Adventures in House-training

Sadly I am not talking about house-training my parent's pup Harry.


He & his big bro Sunny are much more trained than a certain problem of mine: my roommate.

Now don't get me wrong, I'm not unreasonable. There's only a year age difference between us, & I'm not exactly a neat-freak. But Good Gods. I'm talking a mountain of dirty dishes, piles of crap on the living room table, shards of glass on the kitchen floor. The latter, by the way, which got imbedded in my foot & still has me limping a month later. She does none of the cleaning for our apartment; the only thing she'll do is take out the trash & on very rare occasion wash & put away her dishes. Let me clarify, I wash a plate, she washes a plate, & she'll only put away 1 plate. That's right, just hers. 

Sufficed to say, she drives me a bit bonkers.

So last week I decided I needed a new plan of action before I explode. Thus far I've done all the cleaning & all the chores because as much as I'm not a neat-freak, I will not live with raw meat guts soaking on my kitchen counter or mystery dirty dishes stinking up the entire apartment. (Sadly I'm not even exaggerating.)

The plan—house-train my roommate.

I'm taking a Pavlovian approach. Last Tuesday I ran the dishwasher (which she always loads with her unrinsed dishes but cannot be bothered to actually run—she'd rather actually run out of dishes) as usual. Instead of emptying it as usual though, I stuck a post-it note to it.

That's right, a post-it. 

Hear me out, the written word is my forte & I can be very persuasive. I left her a note, telling her very nicely but very firmly that she need to put away all the clean dishes—from the dishwasher & from the sink. & then I left for work.

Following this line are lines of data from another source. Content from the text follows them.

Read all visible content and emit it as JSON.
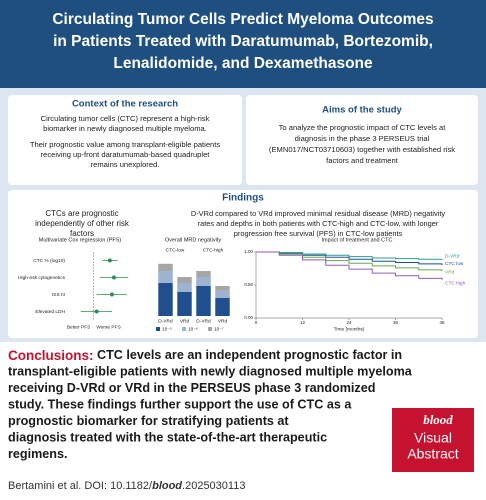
{
  "header": {
    "title_lines": [
      "Circulating Tumor Cells Predict Myeloma Outcomes",
      "in Patients Treated with Daratumumab, Bortezomib,",
      "Lenalidomide, and Dexamethasone"
    ]
  },
  "context": {
    "heading": "Context of the research",
    "paragraphs": [
      [
        "Circulating tumor cells (CTC) represent a high-risk",
        "biomarker in newly diagnosed multiple myeloma."
      ],
      [
        "Their prognostic value among transplant-eligible patients",
        "receiving up-front daratumumab-based quadruplet",
        "remains unexplored."
      ]
    ]
  },
  "aims": {
    "heading": "Aims of the study",
    "lines": [
      "To analyze the prognostic impact of CTC levels at",
      "diagnosis in the phase 3 PERSEUS trial",
      "(EMN017/NCT03710603) together with established risk",
      "factors and treatment"
    ]
  },
  "findings": {
    "heading": "Findings",
    "left": [
      "CTCs are prognostic",
      "independently of other risk",
      "factors"
    ],
    "right": [
      "D-VRd compared to VRd improved minimal residual disease (MRD) negativity",
      "rates and depths in both patients with CTC-high and CTC-low, with longer",
      "progression free survival (PFS) in CTC-low patients"
    ]
  },
  "chart_data": [
    {
      "type": "forest",
      "title": "Multivariate Cox regression (PFS)",
      "categories": [
        "CTC % (log10)",
        "High-risk cytogenetics",
        "ISS III",
        "Elevated LDH"
      ],
      "values": [
        1.6,
        1.8,
        1.7,
        1.1
      ],
      "ci_low": [
        1.3,
        1.2,
        1.1,
        0.7
      ],
      "ci_high": [
        2.0,
        2.7,
        2.6,
        1.7
      ],
      "xlim": [
        0.5,
        4
      ],
      "log_x": true,
      "reference": 1,
      "color": "#2e8b57",
      "left_label": "Better PFS",
      "right_label": "Worse PFS"
    },
    {
      "type": "stacked_bar",
      "title": "Overall MRD negativity",
      "groups": [
        "CTC-low",
        "CTC-high"
      ],
      "categories": [
        "D-VRd",
        "VRd",
        "D-VRd",
        "VRd"
      ],
      "ylim": [
        0,
        100
      ],
      "series": [
        {
          "name": "10⁻⁵",
          "color": "#1f4f8f",
          "values": [
            55,
            40,
            50,
            30
          ]
        },
        {
          "name": "10⁻⁶",
          "color": "#9db3cf",
          "values": [
            20,
            15,
            15,
            12
          ]
        },
        {
          "name": "10⁻⁷",
          "color": "#a6a6a6",
          "values": [
            12,
            10,
            10,
            8
          ]
        }
      ]
    },
    {
      "type": "line",
      "title": "Impact of treatment and CTC",
      "x_label": "Time (months)",
      "xlim": [
        0,
        48
      ],
      "ylim": [
        0,
        1
      ],
      "xticks": [
        0,
        12,
        24,
        36,
        48
      ],
      "yticks": [
        {
          "value": 0,
          "label": "0.00"
        },
        {
          "value": 0.5,
          "label": "0.50"
        },
        {
          "value": 1,
          "label": "1.00"
        }
      ],
      "x": [
        0,
        6,
        12,
        18,
        24,
        30,
        36,
        42,
        48
      ],
      "series": [
        {
          "name": "D-VRd",
          "color": "#2a9d8f",
          "values": [
            1,
            0.99,
            0.97,
            0.95,
            0.93,
            0.91,
            0.9,
            0.89,
            0.88
          ]
        },
        {
          "name": "CTC low",
          "color": "#1f4f8f",
          "values": [
            1,
            0.98,
            0.95,
            0.92,
            0.89,
            0.86,
            0.84,
            0.82,
            0.8
          ]
        },
        {
          "name": "VRd",
          "color": "#6aa84f",
          "values": [
            1,
            0.97,
            0.92,
            0.87,
            0.83,
            0.79,
            0.76,
            0.73,
            0.71
          ]
        },
        {
          "name": "CTC high",
          "color": "#8e5cb5",
          "values": [
            1,
            0.95,
            0.88,
            0.8,
            0.74,
            0.68,
            0.64,
            0.6,
            0.58
          ]
        }
      ]
    }
  ],
  "conclusions": {
    "label": "Conclusions:",
    "lines": [
      " CTC levels are an independent prognostic factor in",
      "transplant-eligible patients with newly diagnosed multiple myeloma",
      "receiving D-VRd or VRd in the PERSEUS phase 3 randomized",
      "study. These findings further support the use of CTC as a",
      "prognostic biomarker for stratifying patients at",
      "diagnosis treated with the state-of-the-art therapeutic",
      "regimens."
    ]
  },
  "logo": {
    "brand": "blood",
    "lines": [
      "Visual",
      "Abstract"
    ]
  },
  "citation": {
    "prefix": "Bertamini et al. DOI: 10.1182/",
    "journal": "blood",
    "suffix": ".2025030113"
  }
}
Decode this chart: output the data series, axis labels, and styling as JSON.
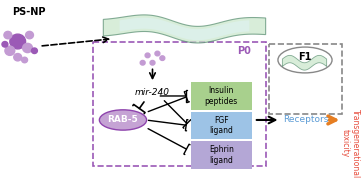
{
  "ps_np_label": "PS-NP",
  "p0_label": "P0",
  "f1_label": "F1",
  "mir240_label": "mir-240",
  "rab5_label": "RAB-5",
  "receptors_label": "Receptors",
  "trans_label": "Transgenerational\ntoxicity",
  "box1_label": "Insulin\npeptides",
  "box2_label": "FGF\nligand",
  "box3_label": "Ephrin\nligand",
  "box1_color": "#a8d08d",
  "box2_color": "#9dc3e6",
  "box3_color": "#b4a7d6",
  "rab5_color": "#c5a3d4",
  "background_color": "#ffffff",
  "p0_border_color": "#9b59b6",
  "ps_np_dot_colors": [
    "#9b59b6",
    "#c39bd3",
    "#7d3c98"
  ],
  "arrow_color_orange": "#e67e22",
  "arrow_color_black": "#000000",
  "trans_color": "#e74c3c"
}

Well I'll be damned, but it actually worked.

I came back from work, tired & ready for a fight, & all the dishes were actually put away & in their proper spots no less. I was stunned. I was pleased. Most of all I was empowered. 

Today, I ran the dishwasher again, washed some dishes by hand (hers &
mine) & left another post-it. I figure if it becomes a pattern, every Tuesday the same thing, maybe eventually she won't need the notes. Maybe she'll just learn to do this 1 little thing for the good of the apartment & my sanity. Maybe she can be house-trained.